The legislation regarding the requirements for businesses wishing to undertake ‘group terminations’ is undergoing an overhaul following concerns from Labour Minister Maryann Mihychuck. The current rules for exceptional circumstances, it is believed, are being used too frequently and thus abused.

While the final wording of the new regulations has not been confirmed, the objective is to ensure more employers take appropriate steps when conducting mass lay-offs, including assisting employees with finding alternative employment and ensuring severance pay.

The current regulations stipulate that companies must provide the federal government with 16 weeks notice before letting go 50 or more workers over a four-week period. Employers are also required to establish an employer-employee committee to help laid off workers find new jobs.

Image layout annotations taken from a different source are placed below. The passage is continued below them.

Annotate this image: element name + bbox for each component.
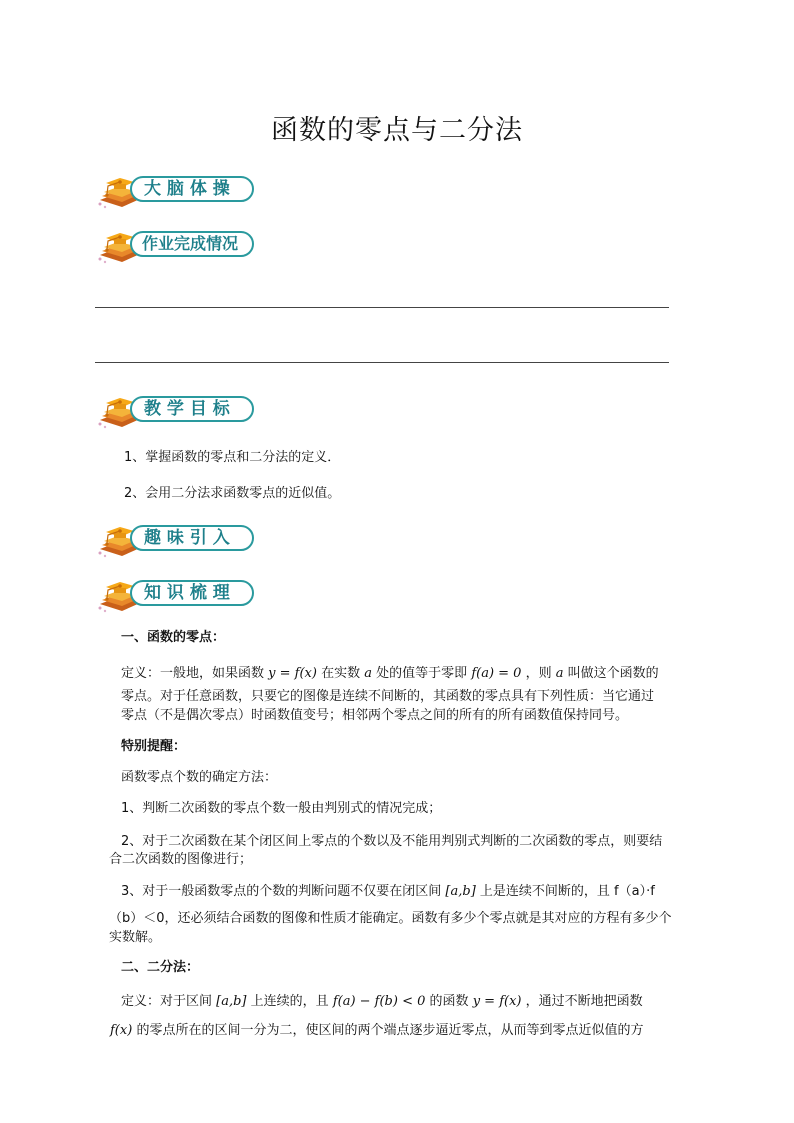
banner-label: 趣 味 引 入 <box>144 528 230 548</box>
method-title: 函数零点个数的确定方法： <box>121 770 278 785</box>
banner-homework <box>96 227 258 261</box>
definition-line: 零点（不是偶次零点）时函数值变号；相邻两个零点之间的所有的所有函数值保持同号。 <box>121 708 629 723</box>
text-run: 上是连续不间断的，且 f（a）·f <box>479 884 655 899</box>
text-run: 的函数 <box>429 994 469 1009</box>
math-y-eq-fx: y = f(x) <box>472 994 522 1009</box>
math-a: a <box>364 666 373 681</box>
reminder-heading: 特别提醒： <box>121 739 187 754</box>
rule-item: （b）＜0，还必须结合函数的图像和性质才能确定。函数有多少个零点就是其对应的方程有多少个 <box>109 911 672 926</box>
page-title: 函数的零点与二分法 <box>271 115 523 146</box>
definition-line <box>121 664 659 684</box>
rule-item: 实数解。 <box>109 930 162 945</box>
math-fa-fb-lt0: f(a) − f(b) < 0 <box>332 994 426 1009</box>
text-run: 的零点所在的区间一分为二，使区间的两个端点逐步逼近零点，从而等到零点近似值的方 <box>136 1023 644 1038</box>
text-run: 3、对于一般函数零点的个数的判断问题不仅要在闭区间 <box>121 884 442 899</box>
objective-item: 1、掌握函数的零点和二分法的定义． <box>124 450 341 465</box>
math-interval-ab: [a,b] <box>445 884 476 899</box>
text-run: 定义：一般地，如果函数 <box>121 666 265 681</box>
math-y-eq-fx: y = f(x) <box>268 666 317 681</box>
rule-item: 1、判断二次函数的零点个数一般由判别式的情况完成； <box>121 801 442 816</box>
definition-line: 零点。对于任意函数，只要它的图像是连续不间断的，其函数的零点具有下列性质：当它通过 <box>121 689 655 704</box>
section-heading: 一、函数的零点： <box>121 630 226 645</box>
text-run: 上连续的，且 <box>250 994 329 1009</box>
text-run: ，通过不断地把函数 <box>525 994 643 1009</box>
text-run: 定义：对于区间 <box>121 994 213 1009</box>
rule-item: 合二次函数的图像进行； <box>109 852 253 867</box>
banner-label: 作业完成情况 <box>142 234 239 253</box>
math-fx: f(x) <box>110 1023 133 1038</box>
answer-line <box>95 362 669 363</box>
math-a: a <box>555 666 564 681</box>
banner-warmup <box>96 172 258 206</box>
banner-label: 教 学 目 标 <box>144 399 230 419</box>
text-run: 在实数 <box>321 666 361 681</box>
banner-label: 知 识 梳 理 <box>144 583 230 603</box>
banner-objectives <box>96 392 258 426</box>
definition-line <box>121 992 643 1012</box>
math-interval-ab: [a,b] <box>216 994 247 1009</box>
answer-line <box>95 307 669 308</box>
banner-label: 大 脑 体 操 <box>144 179 230 199</box>
banner-intro <box>96 521 258 555</box>
rule-item <box>121 882 655 902</box>
text-run: 处的值等于零即 <box>376 666 468 681</box>
definition-line <box>110 1021 643 1041</box>
objective-item: 2、会用二分法求函数零点的近似值。 <box>124 486 341 501</box>
text-run: 叫做这个函数的 <box>567 666 659 681</box>
text-run: ，则 <box>525 666 552 681</box>
section-heading: 二、二分法： <box>121 960 200 975</box>
rule-item: 2、对于二次函数在某个闭区间上零点的个数以及不能用判别式判断的二次函数的零点，则要结 <box>121 834 663 849</box>
banner-knowledge <box>96 576 258 610</box>
math-fa-eq-0: f(a) = 0 <box>471 666 522 681</box>
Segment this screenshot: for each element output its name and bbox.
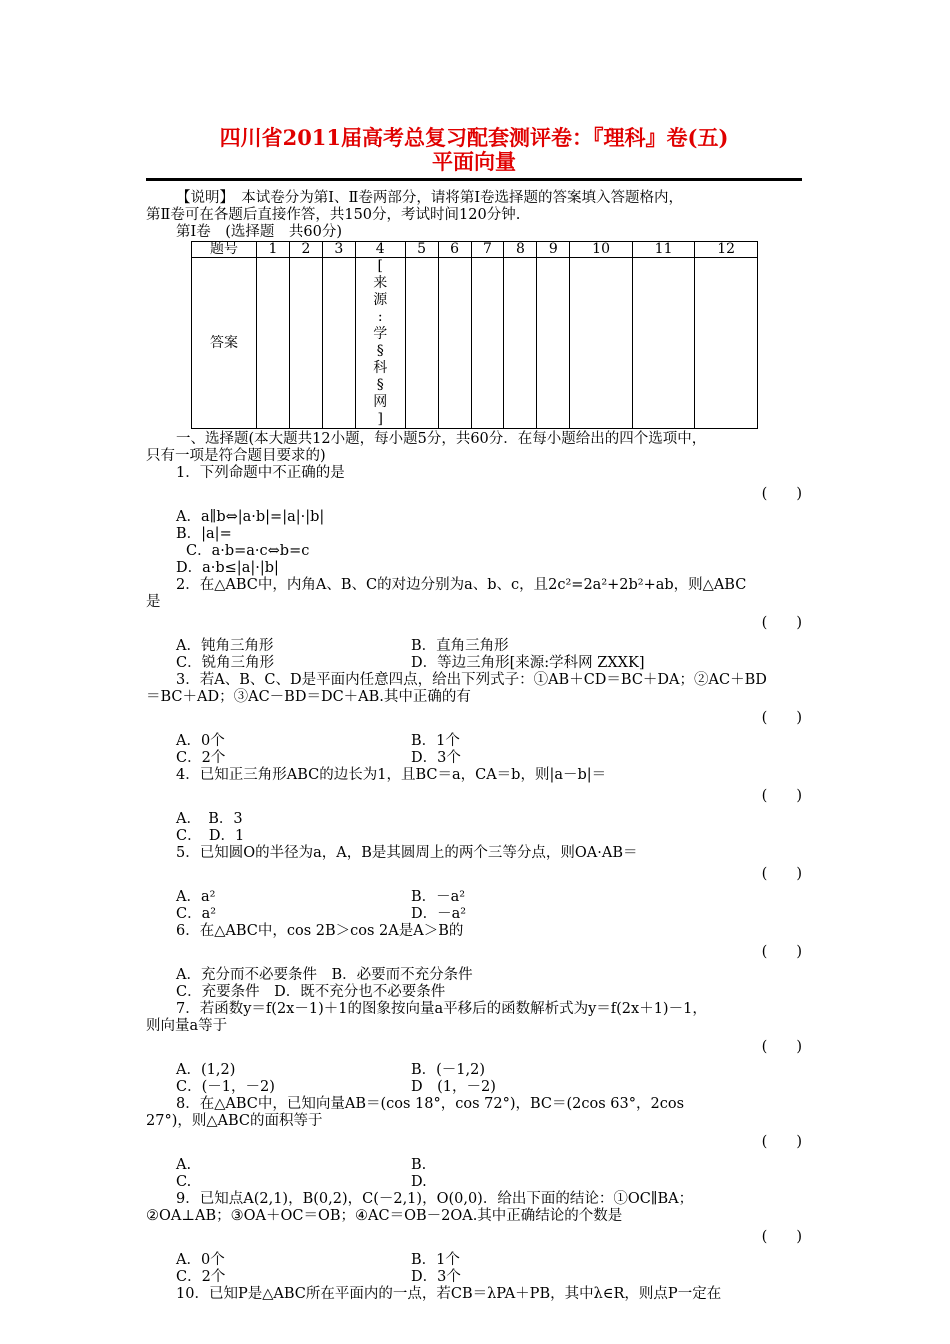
question-number-cell: 8 — [504, 242, 537, 258]
q6-options-cd: C．充要条件 D．既不充分也不必要条件 — [176, 984, 446, 1000]
answer-cell[interactable] — [322, 258, 355, 429]
q5-answer-paren: ( ) — [761, 866, 802, 882]
q9-options-row-2: C．2个 D．3个 — [176, 1269, 461, 1285]
answer-cell[interactable] — [632, 258, 695, 429]
q2-options-row-1: A．钝角三角形 B．直角三角形 — [176, 638, 509, 654]
answer-cell[interactable] — [438, 258, 471, 429]
q3-options-row-1: A．0个 B．1个 — [176, 733, 460, 749]
q4-options-cd: C． D．1 — [176, 828, 245, 844]
question-number-cell: 9 — [537, 242, 570, 258]
q3-stem-line-1: 3．若A、B、C、D是平面内任意四点，给出下列式子：①AB＋CD＝BC＋DA；②AC＋BD — [176, 672, 767, 688]
q2-answer-paren: ( ) — [761, 615, 802, 631]
q2-options-row-2: C．锐角三角形 D．等边三角形[来源:学科网 ZXXK] — [176, 655, 645, 671]
q1-option-b: B．|a|= — [176, 526, 232, 542]
q4-options-ab: A． B．3 — [176, 811, 243, 827]
q3-answer-paren: ( ) — [761, 710, 802, 726]
q10-stem: 10．已知P是△ABC所在平面内的一点，若CB＝λPA＋PB，其中λ∈R，则点P一定在 — [176, 1286, 722, 1302]
q5-stem: 5．已知圆O的半径为a，A，B是其圆周上的两个三等分点，则OA·AB＝ — [176, 845, 638, 861]
answer-table — [191, 241, 758, 429]
title-line-1: 四川省2011届高考总复习配套测评卷：『理科』卷(五) — [219, 125, 729, 150]
q5-options-row-2: C．a² D．－a² — [176, 906, 467, 922]
answer-cell[interactable] — [471, 258, 504, 429]
q5-options-row-1: A．a² B．－a² — [176, 889, 466, 905]
question-number-cell: 3 — [322, 242, 355, 258]
document-title — [146, 126, 802, 174]
question-number-cell: 2 — [289, 242, 322, 258]
question-number-cell: 12 — [695, 242, 758, 258]
title-line-2: 平面向量 — [432, 149, 516, 174]
question-number-cell: 7 — [471, 242, 504, 258]
q9-stem-line-2: ②OA⊥AB；③OA＋OC＝OB；④AC＝OB－2OA.其中正确结论的个数是 — [146, 1208, 623, 1224]
question-number-cell: 6 — [438, 242, 471, 258]
q8-stem-line-2: 27°)，则△ABC的面积等于 — [146, 1113, 323, 1129]
section1-line-1: 一、选择题(本大题共12小题，每小题5分，共60分．在每小题给出的四个选项中， — [176, 431, 707, 447]
answer-table-header-row — [192, 242, 758, 258]
answer-cell[interactable] — [695, 258, 758, 429]
q9-answer-paren: ( ) — [761, 1229, 802, 1245]
header-label-cell: 题号 — [192, 242, 257, 258]
intro-line-1: 【说明】 本试卷分为第Ⅰ、Ⅱ卷两部分，请将第Ⅰ卷选择题的答案填入答题格内， — [176, 190, 684, 206]
question-number-cell: 4 — [355, 242, 405, 258]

If exceptional circumstances occur, companies can request exemptions to these rules. However, when officials analysed these requests in recent years, it was found that waivers were being used too often, particularly in the telecommunication and banking fields.

The new rules could dictate that a waiver is denied if the company has already received an exemption in the previous six months, while businesses will have to provide more detailed information on how many workers will be affected and the nature of their roles, not to mention the financial reasons for the group termination.
 
The new laws are designed to provide workers with more notice regarding possible lay-offs.
 
  • S Steen on 2016-10-03 2:33:18 PM

    I was part of a 100 plus group that were terminated due to a Company "bankruptcy" which occured in December of 2015. The employees were quietly shifted to a shell company prior to the bankruptcy. While this shell company was determined to be bankrupt, the original business was still worth millions.

    No severance was provided to anyone. There was no advanced warning given by the Company. After 35 years of faithful service, this was how my employment was allowed to end. I was provided my back holiday pay and not much else. Our Unifor collective agreement was not honoured by the Company. Is this to become a common happening in the Canadian labour market? Shame on the Company and the Federal Government for allowing this type of thing to happen.